Mercredi 19 août, le gouvernement suisse a signé un compromis avec Washington. L’UBS échappe au procès mais livre encore 4 450 noms de clients américains. Pour Berne, c’est une victoire à la Pyrrhus. Pourquoi les Américains ne continueraient-ils pas à réclamer d’autres noms ? Puis à s’attaquer à d’autres établissements financiers, le Crédit suisse et les prospères banques privées de Zurich, Genève et Lugano.

L’arrestation d’Hannibal Kadhafi

On imagine que tous les autres fraudeurs, américains, français ou allemands, sont presque tous actuellement en train de vider leurs coffres suisses. Pour se réfugier à Chypre, à Singapour ou à Dubaï, des places financières qui ne sont pas encore dans l’œil du cyclone. Du coup, la Suisse va se retrouver nettement plus propre, mais beaucoup plus pauvre.

Bafouée par les Américains, Berne a été humiliée le lendemain par la Libye. Que s’est-il passé ? Le 15 juillet 2008, la police genevoise met en cellule pendant deux jours Hannibal Kadhafi, le plus allumé des fils du « Guide », qui tabassait, avec son épouse, leurs domestiques dans un palace genevois. Aussitôt, par mesure de rétorsion, Tripoli arrêtait deux Suisses.
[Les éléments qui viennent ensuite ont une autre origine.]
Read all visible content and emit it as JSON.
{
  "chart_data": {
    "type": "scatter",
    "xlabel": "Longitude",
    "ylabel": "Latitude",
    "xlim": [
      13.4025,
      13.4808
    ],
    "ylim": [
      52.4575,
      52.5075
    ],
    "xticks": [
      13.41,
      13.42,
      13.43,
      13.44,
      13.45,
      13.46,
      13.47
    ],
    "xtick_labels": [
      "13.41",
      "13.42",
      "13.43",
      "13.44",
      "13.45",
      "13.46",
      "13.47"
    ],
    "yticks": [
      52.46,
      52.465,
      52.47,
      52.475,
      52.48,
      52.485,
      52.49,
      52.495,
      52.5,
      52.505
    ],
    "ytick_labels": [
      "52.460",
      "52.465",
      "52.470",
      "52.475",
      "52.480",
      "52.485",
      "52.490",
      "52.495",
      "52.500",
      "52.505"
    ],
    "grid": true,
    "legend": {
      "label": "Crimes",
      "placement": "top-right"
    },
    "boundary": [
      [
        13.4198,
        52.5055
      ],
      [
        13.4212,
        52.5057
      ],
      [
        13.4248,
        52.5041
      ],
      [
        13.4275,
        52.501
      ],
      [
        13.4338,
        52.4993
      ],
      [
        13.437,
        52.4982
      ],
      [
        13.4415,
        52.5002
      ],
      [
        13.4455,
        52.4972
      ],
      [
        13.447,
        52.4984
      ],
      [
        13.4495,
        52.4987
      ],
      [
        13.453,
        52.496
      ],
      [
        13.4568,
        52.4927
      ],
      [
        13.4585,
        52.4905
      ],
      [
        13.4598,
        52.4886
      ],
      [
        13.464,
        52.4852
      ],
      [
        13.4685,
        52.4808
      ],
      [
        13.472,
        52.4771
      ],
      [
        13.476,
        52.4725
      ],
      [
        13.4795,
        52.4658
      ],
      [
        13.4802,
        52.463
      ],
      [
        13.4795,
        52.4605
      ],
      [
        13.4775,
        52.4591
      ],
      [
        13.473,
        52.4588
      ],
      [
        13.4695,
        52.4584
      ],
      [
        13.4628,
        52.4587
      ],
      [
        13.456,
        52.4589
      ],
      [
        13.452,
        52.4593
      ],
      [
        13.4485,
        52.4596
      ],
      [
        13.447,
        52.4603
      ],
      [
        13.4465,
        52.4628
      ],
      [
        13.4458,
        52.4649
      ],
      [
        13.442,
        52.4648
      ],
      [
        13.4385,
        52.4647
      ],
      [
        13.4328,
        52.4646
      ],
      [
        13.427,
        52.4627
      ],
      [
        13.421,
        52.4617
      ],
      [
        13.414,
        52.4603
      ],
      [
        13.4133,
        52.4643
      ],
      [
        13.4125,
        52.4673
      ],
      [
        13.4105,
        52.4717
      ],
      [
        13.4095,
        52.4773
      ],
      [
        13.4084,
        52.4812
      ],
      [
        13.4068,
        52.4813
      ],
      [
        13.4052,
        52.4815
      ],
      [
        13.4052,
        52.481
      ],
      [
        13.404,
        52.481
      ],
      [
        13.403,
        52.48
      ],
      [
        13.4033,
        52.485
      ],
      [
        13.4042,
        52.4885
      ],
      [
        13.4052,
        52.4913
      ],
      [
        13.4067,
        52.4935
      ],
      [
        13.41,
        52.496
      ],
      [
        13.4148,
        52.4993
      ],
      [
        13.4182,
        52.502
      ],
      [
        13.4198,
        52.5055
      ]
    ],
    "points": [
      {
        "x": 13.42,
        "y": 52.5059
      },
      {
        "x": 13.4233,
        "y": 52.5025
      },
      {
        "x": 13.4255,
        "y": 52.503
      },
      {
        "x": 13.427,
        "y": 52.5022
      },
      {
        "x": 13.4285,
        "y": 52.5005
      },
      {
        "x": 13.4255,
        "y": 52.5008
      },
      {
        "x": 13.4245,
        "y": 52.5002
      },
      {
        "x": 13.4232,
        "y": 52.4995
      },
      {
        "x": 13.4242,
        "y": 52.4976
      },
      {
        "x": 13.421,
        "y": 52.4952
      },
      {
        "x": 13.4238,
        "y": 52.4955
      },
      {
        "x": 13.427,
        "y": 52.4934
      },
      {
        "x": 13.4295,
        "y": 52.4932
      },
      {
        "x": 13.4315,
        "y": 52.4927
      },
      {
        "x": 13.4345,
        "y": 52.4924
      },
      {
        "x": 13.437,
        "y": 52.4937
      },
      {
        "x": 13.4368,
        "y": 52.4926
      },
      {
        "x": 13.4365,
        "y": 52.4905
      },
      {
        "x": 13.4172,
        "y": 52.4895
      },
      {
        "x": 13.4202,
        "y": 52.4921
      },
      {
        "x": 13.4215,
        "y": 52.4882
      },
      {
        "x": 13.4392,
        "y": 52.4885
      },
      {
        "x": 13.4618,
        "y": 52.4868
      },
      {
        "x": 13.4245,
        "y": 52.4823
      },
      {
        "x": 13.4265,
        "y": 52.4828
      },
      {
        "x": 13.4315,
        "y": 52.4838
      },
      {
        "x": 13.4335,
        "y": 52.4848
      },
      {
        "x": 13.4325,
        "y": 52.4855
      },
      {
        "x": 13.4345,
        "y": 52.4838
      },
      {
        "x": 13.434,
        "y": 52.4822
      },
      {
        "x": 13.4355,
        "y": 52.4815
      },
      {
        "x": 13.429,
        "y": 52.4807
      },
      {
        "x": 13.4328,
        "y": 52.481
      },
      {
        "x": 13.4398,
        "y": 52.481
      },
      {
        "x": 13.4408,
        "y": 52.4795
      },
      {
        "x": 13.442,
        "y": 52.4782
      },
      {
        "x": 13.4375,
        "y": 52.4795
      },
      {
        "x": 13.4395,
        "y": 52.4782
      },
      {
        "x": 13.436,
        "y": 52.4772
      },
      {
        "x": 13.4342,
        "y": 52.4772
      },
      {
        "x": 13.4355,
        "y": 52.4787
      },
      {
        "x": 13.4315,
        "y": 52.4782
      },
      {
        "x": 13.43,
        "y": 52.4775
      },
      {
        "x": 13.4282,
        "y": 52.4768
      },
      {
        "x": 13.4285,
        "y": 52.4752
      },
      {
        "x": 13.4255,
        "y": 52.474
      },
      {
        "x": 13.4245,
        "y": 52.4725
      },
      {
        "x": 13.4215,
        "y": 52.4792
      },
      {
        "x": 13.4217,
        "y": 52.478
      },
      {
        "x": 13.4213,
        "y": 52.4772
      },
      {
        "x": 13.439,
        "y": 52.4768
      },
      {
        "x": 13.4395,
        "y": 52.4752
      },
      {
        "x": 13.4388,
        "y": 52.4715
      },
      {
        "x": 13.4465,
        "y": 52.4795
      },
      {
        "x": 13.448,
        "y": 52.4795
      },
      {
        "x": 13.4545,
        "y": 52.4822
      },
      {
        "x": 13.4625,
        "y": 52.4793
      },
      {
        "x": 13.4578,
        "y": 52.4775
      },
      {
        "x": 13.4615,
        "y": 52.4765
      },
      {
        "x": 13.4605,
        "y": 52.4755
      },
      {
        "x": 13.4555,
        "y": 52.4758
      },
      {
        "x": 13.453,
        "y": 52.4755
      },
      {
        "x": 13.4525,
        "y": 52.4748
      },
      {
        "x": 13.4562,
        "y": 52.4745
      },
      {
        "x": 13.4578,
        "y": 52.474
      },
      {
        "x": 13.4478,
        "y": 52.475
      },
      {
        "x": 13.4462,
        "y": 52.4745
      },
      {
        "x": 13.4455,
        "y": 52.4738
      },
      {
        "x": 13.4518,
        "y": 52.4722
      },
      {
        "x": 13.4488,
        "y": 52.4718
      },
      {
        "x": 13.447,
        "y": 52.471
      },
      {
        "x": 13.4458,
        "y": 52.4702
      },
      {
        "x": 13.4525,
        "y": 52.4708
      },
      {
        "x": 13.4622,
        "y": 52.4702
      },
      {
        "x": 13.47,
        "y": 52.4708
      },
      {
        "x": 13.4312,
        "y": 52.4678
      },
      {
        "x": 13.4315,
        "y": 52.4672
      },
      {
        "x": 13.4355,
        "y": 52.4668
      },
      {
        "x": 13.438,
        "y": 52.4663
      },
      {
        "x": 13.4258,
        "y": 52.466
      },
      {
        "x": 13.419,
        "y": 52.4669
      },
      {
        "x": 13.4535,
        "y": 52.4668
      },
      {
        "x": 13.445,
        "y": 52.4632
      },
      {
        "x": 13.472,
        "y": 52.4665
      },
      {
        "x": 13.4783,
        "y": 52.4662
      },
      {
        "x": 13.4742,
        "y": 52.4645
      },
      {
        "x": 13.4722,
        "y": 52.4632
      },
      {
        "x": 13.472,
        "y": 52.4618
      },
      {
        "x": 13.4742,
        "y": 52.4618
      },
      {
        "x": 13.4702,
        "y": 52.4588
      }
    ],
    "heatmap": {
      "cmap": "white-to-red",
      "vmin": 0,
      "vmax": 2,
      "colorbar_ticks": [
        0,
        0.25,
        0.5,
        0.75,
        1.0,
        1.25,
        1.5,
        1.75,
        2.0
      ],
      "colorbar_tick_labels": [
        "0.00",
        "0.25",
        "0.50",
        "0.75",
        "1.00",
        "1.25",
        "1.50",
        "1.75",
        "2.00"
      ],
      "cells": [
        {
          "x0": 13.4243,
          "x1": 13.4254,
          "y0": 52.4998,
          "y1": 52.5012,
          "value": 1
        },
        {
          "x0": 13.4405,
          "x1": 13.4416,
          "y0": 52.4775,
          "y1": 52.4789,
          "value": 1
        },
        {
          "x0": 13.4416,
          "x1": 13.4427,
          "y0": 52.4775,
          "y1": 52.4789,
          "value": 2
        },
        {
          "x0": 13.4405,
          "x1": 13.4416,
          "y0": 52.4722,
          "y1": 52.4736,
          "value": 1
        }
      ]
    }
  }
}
Un an plus tard, les deux malheureux ne peuvent toujours pas quitter le pays.

Le colonel Kadhafi vide ses coffres

Plus grave encore pour la Suisse : le colonel Kadhafi décide de retirer toute sa fortune de la Confédération ! Hans-Rudolf Merz, le président, est donc allé à Canossa jeudi dernier. A plat ventre, il a exprimé ses excuses « au peuple libyen pour l’arrestation injuste de diplomates libyens par la police de Genève » (or, Hannibal et son épouse ne sont pas diplomates). Plus grave, le président suisse annonce la mise sur pied d’un tribunal arbitral chargé d’examiner les circonstances de l’arrestation d’Hannibal Kadhafi

Et Hans-Rudolf Merz, qui n’a même pas été reçu par le colonel Kadhafi, est reparti… sans les deux Suisses. Ces derniers ont déjà passé plus de 13 mois en Libye sans raison. Hermann, le dessinateur de La Tribune de Genève, montre le président de la Confédération en caleçon qui déclare : « Je n’ai pas baissé mon pantalon devant Kadhafi. Il était déjà en bas pour l’accord UBS-USA ».

« Racketter la Suisse »

En deux jours, le gouvernement suisse a bafoué ses propres lois. D’une part, il a violé le secret bancaire, ce qui reste toujours un délit, passible d’une peine de prison. D’autre part, il s’est ingéré dans les affaires du canton de Genève. Or, la justice relève toujours du canton et non de la Confédération. Savez-vous comment le journaliste Claude Monnier titre sa chronique ? « Racketter la Suisse ? Chacun ose, désormais ! ».